Question

In: Economics

A market consists of groups of buyers and sellers of a good or service. Market equilibrium...

A market consists of groups of buyers and sellers of a good or service. Market equilibrium represents the price at which the quantity of goods supplied is balanced with the quantity of goods consumers are willing and able to buy. Consider the market for iPads. What could change the quantity of iPads consumers are willing and able to purchase? Identify examples of three events since 2010 that have caused changes in the iPad market's equilibrium. For each event, decide whether the supply or demand curve shifted (or both) and in which direction. Explain how the shift could have changed the equilibrium price and quantity.

Solutions

Expert Solution

The three factors which can change the quantity demanded of iPad by the customers are as below:-

1:- Introduction of substitute brands:- With the development of iPad, there have been a number of other competitors which have introduced their products against iPad at a lower price. This provided the option to the customers to switch to other products. This switching of customers o competitors will result in a decline in the demand for the iPad and therefore the demand curve will shift downward causing the equilibrium price and quantity to be lower.

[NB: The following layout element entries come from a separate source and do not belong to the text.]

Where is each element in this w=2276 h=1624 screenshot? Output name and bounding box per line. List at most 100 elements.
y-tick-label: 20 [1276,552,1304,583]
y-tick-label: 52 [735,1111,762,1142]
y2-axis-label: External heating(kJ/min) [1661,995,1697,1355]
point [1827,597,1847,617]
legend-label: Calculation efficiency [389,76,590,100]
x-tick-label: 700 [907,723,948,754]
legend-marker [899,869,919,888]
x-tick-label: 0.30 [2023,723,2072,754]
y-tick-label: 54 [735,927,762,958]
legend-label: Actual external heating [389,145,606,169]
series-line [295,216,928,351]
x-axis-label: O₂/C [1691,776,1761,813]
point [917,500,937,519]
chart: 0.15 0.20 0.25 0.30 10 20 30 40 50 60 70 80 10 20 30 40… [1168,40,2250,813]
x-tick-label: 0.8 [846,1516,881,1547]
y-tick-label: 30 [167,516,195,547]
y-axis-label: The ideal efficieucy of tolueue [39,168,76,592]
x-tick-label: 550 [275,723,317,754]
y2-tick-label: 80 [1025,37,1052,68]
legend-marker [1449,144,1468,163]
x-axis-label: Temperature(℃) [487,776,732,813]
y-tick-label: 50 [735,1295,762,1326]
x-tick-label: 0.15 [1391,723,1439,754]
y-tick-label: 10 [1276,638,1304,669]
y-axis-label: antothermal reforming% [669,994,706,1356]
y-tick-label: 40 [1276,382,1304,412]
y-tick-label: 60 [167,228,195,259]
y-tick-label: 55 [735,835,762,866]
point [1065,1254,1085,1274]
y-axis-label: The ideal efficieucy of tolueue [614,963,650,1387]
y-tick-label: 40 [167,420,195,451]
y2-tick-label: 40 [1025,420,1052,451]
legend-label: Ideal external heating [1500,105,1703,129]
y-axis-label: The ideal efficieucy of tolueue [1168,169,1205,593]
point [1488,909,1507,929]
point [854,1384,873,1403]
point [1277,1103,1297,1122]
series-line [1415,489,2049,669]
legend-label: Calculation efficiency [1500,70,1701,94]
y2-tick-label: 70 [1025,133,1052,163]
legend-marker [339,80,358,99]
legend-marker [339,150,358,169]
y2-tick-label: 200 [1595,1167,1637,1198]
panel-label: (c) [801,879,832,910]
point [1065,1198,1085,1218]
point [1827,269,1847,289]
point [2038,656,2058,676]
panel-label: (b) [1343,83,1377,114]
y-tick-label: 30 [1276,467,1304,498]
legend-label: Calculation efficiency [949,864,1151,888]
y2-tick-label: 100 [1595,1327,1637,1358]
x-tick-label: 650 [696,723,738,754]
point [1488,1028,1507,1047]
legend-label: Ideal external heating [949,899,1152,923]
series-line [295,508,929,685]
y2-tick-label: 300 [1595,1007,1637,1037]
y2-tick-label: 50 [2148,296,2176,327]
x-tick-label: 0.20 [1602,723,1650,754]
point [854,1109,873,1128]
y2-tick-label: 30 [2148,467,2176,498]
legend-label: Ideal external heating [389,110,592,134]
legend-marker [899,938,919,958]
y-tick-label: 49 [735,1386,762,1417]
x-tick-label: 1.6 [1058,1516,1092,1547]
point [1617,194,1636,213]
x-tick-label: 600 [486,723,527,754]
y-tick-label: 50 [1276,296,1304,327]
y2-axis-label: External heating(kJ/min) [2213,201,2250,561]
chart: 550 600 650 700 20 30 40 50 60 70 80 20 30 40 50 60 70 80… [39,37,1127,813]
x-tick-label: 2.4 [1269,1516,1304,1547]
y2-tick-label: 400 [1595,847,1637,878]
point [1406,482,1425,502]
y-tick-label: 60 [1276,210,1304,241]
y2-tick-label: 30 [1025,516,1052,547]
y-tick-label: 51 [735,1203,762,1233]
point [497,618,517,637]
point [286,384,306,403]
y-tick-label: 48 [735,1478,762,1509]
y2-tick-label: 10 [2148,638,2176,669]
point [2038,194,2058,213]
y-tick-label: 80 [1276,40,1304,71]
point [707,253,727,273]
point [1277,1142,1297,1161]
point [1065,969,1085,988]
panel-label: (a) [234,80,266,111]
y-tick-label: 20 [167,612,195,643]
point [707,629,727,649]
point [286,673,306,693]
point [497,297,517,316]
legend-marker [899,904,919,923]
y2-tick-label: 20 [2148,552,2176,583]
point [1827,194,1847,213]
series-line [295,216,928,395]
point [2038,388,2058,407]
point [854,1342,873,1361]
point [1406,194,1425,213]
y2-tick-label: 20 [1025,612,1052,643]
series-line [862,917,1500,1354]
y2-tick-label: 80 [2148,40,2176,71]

2:- Lower cost of production:- As the production of iPad started in China which has a lower manufacturing cost, thus the cost of production will be lowered and thus the price of iPad will decline and supply will increase and due to which the demand curve will more right while supply curve will move to downward causing as now more customers will be able to buy the product resulting the equilibrium price will decrease and quantity to increase.

3:- Change in income of the customers:- After 2010 the economy of all over the world was recovering from the recession, thus the income of the customers was limited and therefore the customers were not willing to buy greater quantity of the products resulting in a leftward shift in the demand curve causing decline in demand and thus the equilibrium price and quantity would fall.